THE bureaucratic proposals for spending cuts made public by Mr Howard seem to confirm that there are relatively few painless cuts of the "waste and duplication" variety left.
However, they also point to some of the substantial savings available from the more careful targeting of government assistance and the use of moderate user-charge -- if politicians are prepared to pay the political price.
Just tightening the income test on AUSTUDY, means-testing nursing home benefits and increasing patient contributions under the pharmaceutical benefits scheme are estimated to save well in excess of $700 million over four years.
And that's just scratching the surface of the savings available.
The reduction of Medicare subsidies for the hospital care of middle- and high-income earners, and the introduction of a modest co-payment for medical services could save the Government large amounts of money.
Of course, some of the saving would be merely pushing expenditure from the public to the private sector, and it might not result in improved efficiency or even a substantial increase in the level of national saving in the short term.

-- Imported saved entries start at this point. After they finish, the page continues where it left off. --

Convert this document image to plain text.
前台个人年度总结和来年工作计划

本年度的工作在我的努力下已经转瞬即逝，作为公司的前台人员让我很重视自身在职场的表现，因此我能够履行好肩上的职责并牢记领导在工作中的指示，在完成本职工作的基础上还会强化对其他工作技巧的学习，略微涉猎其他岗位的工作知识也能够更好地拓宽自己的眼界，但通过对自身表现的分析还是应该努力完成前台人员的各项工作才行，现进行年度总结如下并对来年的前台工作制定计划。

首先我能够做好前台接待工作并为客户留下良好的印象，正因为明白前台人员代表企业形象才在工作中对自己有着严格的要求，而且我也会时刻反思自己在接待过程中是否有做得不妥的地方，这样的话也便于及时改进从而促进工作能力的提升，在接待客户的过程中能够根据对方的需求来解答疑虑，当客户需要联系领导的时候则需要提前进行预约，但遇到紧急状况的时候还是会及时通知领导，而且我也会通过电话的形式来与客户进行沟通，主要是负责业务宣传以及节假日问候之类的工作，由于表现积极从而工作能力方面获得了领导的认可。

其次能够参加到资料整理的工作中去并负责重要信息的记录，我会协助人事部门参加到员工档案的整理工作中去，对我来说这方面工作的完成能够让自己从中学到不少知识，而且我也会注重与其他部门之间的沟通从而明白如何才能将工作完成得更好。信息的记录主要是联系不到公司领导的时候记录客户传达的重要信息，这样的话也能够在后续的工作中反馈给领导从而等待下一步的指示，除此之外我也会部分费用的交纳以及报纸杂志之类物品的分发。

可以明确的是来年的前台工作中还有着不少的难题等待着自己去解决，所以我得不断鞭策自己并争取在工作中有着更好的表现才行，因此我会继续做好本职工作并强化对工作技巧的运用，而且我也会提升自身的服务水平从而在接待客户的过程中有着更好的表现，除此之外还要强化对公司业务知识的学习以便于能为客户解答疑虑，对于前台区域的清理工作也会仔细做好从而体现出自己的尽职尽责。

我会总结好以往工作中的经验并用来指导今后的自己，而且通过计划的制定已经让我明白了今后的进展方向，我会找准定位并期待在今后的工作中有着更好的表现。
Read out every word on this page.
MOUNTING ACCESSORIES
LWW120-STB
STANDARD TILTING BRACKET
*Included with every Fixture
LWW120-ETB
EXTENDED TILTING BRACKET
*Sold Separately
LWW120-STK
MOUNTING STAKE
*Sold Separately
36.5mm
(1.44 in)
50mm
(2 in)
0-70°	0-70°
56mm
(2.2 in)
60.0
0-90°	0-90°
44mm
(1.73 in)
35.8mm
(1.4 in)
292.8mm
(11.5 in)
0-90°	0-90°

However, some of the savings would be real.
The key would be to extend the co-payment to pensioners, who are the largest consumers of medical services. As with the introduction of the charge on pensioners' prescriptions, the co-payment could be offset by an increase in the pension to ensure that no pensioner was left financially worse off.
The saving would occur because pensioners would cut unnecessary visits to the doctor.
I have estimated that the introduction of a $5 co-payment with a $400 annual safety net could save the Government in excess of $1 billion a year.
Similarly, further reductions in the level of subsidies for pharmaceuticals (offset in the case of pensioners by an increase in the pension) could produce genuine savings by reducing the unnecessary use of drugs in general, and of the new, more expensive drugs in particular (doctors would have greater incentive to prescribe generic drugs where these were appropriate substitutes).
Whether pushing middle- and high-income earners into private insurance would produce significant gains in efficiency would depend very largely on the behaviour of the private health insurance industry. However, there are a number of reforms to private health insurance that, if implemented at the same time, certainly would encourage greater efficiency.
There are also big savings available in the area of tertiary education, especially in the longer term. Apart from tightening the means test for AUSTUDY in the short term -- and abandoning its policy of reducing the age of "automatic independence" to 22 -- the Government should look at providing all new AUSTUDY assistance in the form of loans which could be repaid through the Higher Education Contribution Scheme (HECS) system.
At the same time, the Government should increase the HECS charges for all university tuition, but especially for the higher-cost courses such as medicine. (HECS is now set at about 23 per cent of the average cost of a higher education place.
Such a reform would certainly be justified on equity grounds, since university graduates can generally expect to earn far higher incomes than non-graduates. It may also lead to a better use of resources. In a rather extreme application of the argument against higher marginal tax rates, the opponents of higher HECS charges claim that people would be deterred from going to university by the prospect of having to repay the HECS loan. At the margin, a higher HECS might lead to a more efficient use of university resources.
Further efficiency gains might be achieved if individual universities were allowed to vary their HECS charges.
The Deputy Prime Minister, Mr Howe, said yesterday that spending cuts of the kind canvassed in the document leaked to Mr Howard would be inconsistent with the Government's social record.
However, the tighter targeting of welfare and subsidies and the careful use of co-payments and other user charges would not undermine the Government's social objectives.
The provision of universal health insurance under Medicare would not be compromised by insisting that higher-income earners pay more towards their health care costs, or by asking everyone to pay a small co-payment (Mr Howe proposed a co-payment for medical services in 1991).
Similarly, a scheme that required middle- and high-income earners to repay a higher proportion of the cost of their still heavily subsidised university education is not likely to reduce the education opportunities of the children of low-income families.
Naturally, all of these reforms would be controversial. But the current account deficit requires fiscal policy to be tightened over the medium term. Fortunately for the Government, not all of the unpleasant fiscal medicine has to be taken before the election.